Degrees of Badness

Fast Five is more of a heist flick than a car movie, but it's also a shoddy attempt at creating an anti-hero.

Degrees of Badness
Paul Walker has baby blue eyes. How could he possibly be bad?

Where have all the cowboys gone, anyway? I’ve gotten behind most of the Fast & Furious movies because — with the exception of the appalling Tokyo Drift — they’ve been packed with thrillingly staged action and peopled with protagonists who walk that bad-boy line cagily enough to make rooting for them a guilty pleasure.

But something is off in Fast Five (aka Fast and Furious 5: Rio Heist, aka 5ast and 5urious … someone please make it stop).

Maybe it’s me. Maybe I’m getting too old for this shit. Or maybe this was the only place left for the Furious franchise to go. I started getting rubbed the wrong way — and lemme tell ya, that’s really uncomfortable — at the film’s opening gambit, in which former cop, former FBI agent, and current criminal Brian O’Conner (Paul Walker) and his main squeeze, Mia (Jordana Brewster), bust her brother and Brian’s pal Dominic Toretto (Vin Diesel) off a prison bus, after he’s been sent up for 25 years to life with no possibility of parole. If I’m remembering my Fast & Furious correctly — and I believe I am — it’s not like he doesn’t deserve it. It’s not like Dom was wrongly convicted — he’s just, I dunno, too cool for prison? He is Vin Diesel, after all.
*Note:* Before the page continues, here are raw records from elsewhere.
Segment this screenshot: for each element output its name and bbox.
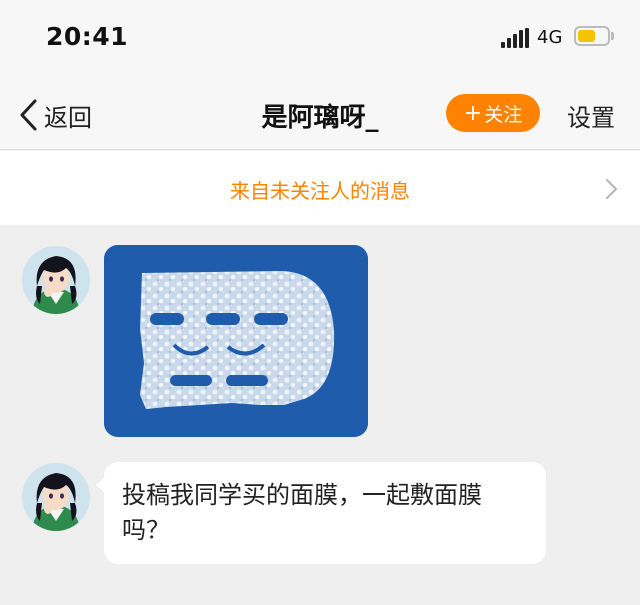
plus-icon: +	[463, 100, 483, 126]
stranger-message-notice[interactable]: 来自未关注人的消息	[0, 151, 640, 225]
settings-button[interactable]: 设置	[567, 98, 615, 133]
avatar[interactable]	[22, 463, 90, 531]
signal-icon	[501, 28, 531, 48]
notice-text: 来自未关注人的消息	[230, 179, 410, 203]
battery-icon	[574, 26, 610, 46]
battery-level	[578, 30, 595, 42]
status-time: 20:41	[46, 22, 129, 51]
chevron-right-icon	[605, 178, 618, 200]
sheet-mask-photo	[104, 245, 368, 437]
avatar[interactable]	[22, 246, 90, 314]
page-title: 是阿璃呀_	[261, 103, 379, 133]
follow-label: 关注	[484, 103, 523, 126]
status-bar: 20:41 4G	[0, 0, 640, 80]
battery-cap	[611, 32, 614, 40]
text-message[interactable]: 投稿我同学买的面膜，一起敷面膜吗？	[104, 462, 546, 564]
network-type: 4G	[537, 27, 563, 48]
message-text: 投稿我同学买的面膜，一起敷面膜吗？	[122, 481, 482, 544]
image-message[interactable]	[104, 245, 368, 437]
follow-button[interactable]: + 关注	[446, 94, 540, 132]
nav-bar: 返回 是阿璃呀_ + 关注 设置	[0, 80, 640, 150]
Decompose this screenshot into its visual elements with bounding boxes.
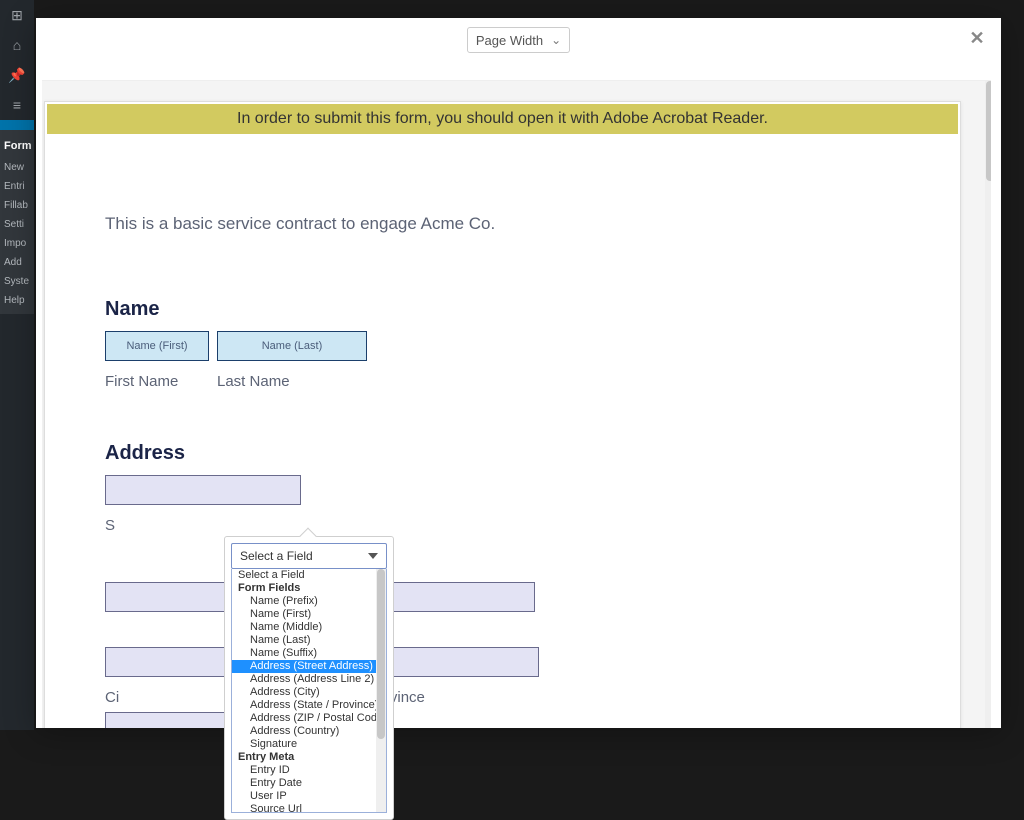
dropdown-option[interactable]: Name (Prefix) (232, 595, 386, 608)
field-select-label: Select a Field (240, 549, 313, 563)
name-first-field[interactable]: Name (First) (105, 331, 209, 361)
dropdown-scrollbar-thumb[interactable] (377, 569, 385, 739)
modal-topbar: Page Width ⌄ ✕ (36, 18, 1001, 60)
dropdown-option[interactable]: Name (Last) (232, 634, 386, 647)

Next on the agenda is a massive bus crash — in which Chris Morgan’s script delights in letting us know that, despite the horrificness of the accident that director Justin Lin stages for our viewing pleasure, there were no fatalities! Hooray!

What happens next is what really bothers me. See, Brian and Mia end up down in Rio, which is where it’s at these days, apparently, and where they hook up with Dom and some other pals from the old neighborhood and decide to do a job heisting fancy-schmancy sports cars from a moving train. Oh yessiree, the racing alongside a moving train and busting in with blowtorches and whatnot is all very exciting. But there comes a moment when Dom is about to make his escape (with the most special car in the batch, natch), and in run a couple cops bent on stopping the heist. Dom is cornered; he is absolutely, most definitely caught ... except then one of the bad-bad guys with whom Dom and Co. are working with shoots the cops dead. And now good-bad guy Dom can escape.

This becomes “A Thing” throughout the rest of the film. When super-badass cop Hobbs (Dwayne Johnson, pumped up to a terrifying degree) arrives to arrest Dom and Brian and Mia, local cop Elena (Elsa Pataky), Hobbs’ translator, becomes convinced that Dom cannot possibly be That Bad. She’s not wrong: Dom is indeed not That Bad. The movie chickens out when it allows Dom to benefit from the deaths of those cops while also allowing him the golden badge of Not That Bad for not having actually shot them himself.

That sourness lingers over the rest of the film. At least for me. But it does seem as if the rest of the film would have fallen on its face anyway, out of sheer laziness. Your ass is already in the seat, so who cares if the film skips over most of the actual street racing that made the first movies so ridiculously exciting? Who cares if, in its place, we get a shoddy Ocean’s 11 heist knockoff? Who cares if the Robin Hood aspect — the gang is heisting a drug dealer’s millions — gets lost in a level of civic destruction that would make Michael Bay blush? Who cares if the unintentional subtextural homoeroticism makes you roll your eyes and just wish that the Rock and Vin Diesel would just f--- already and get over it?

This might be the worst thing, thematically speaking, in a movie that revels in its own soullessness: The big moment of triumph comes when Dom doesn’t kill a federal officer just to watch him die ... after we’ve spent the whole movie supposedly in his thrall because he’s absolutely, definitely not the kind of man who would do such a thing.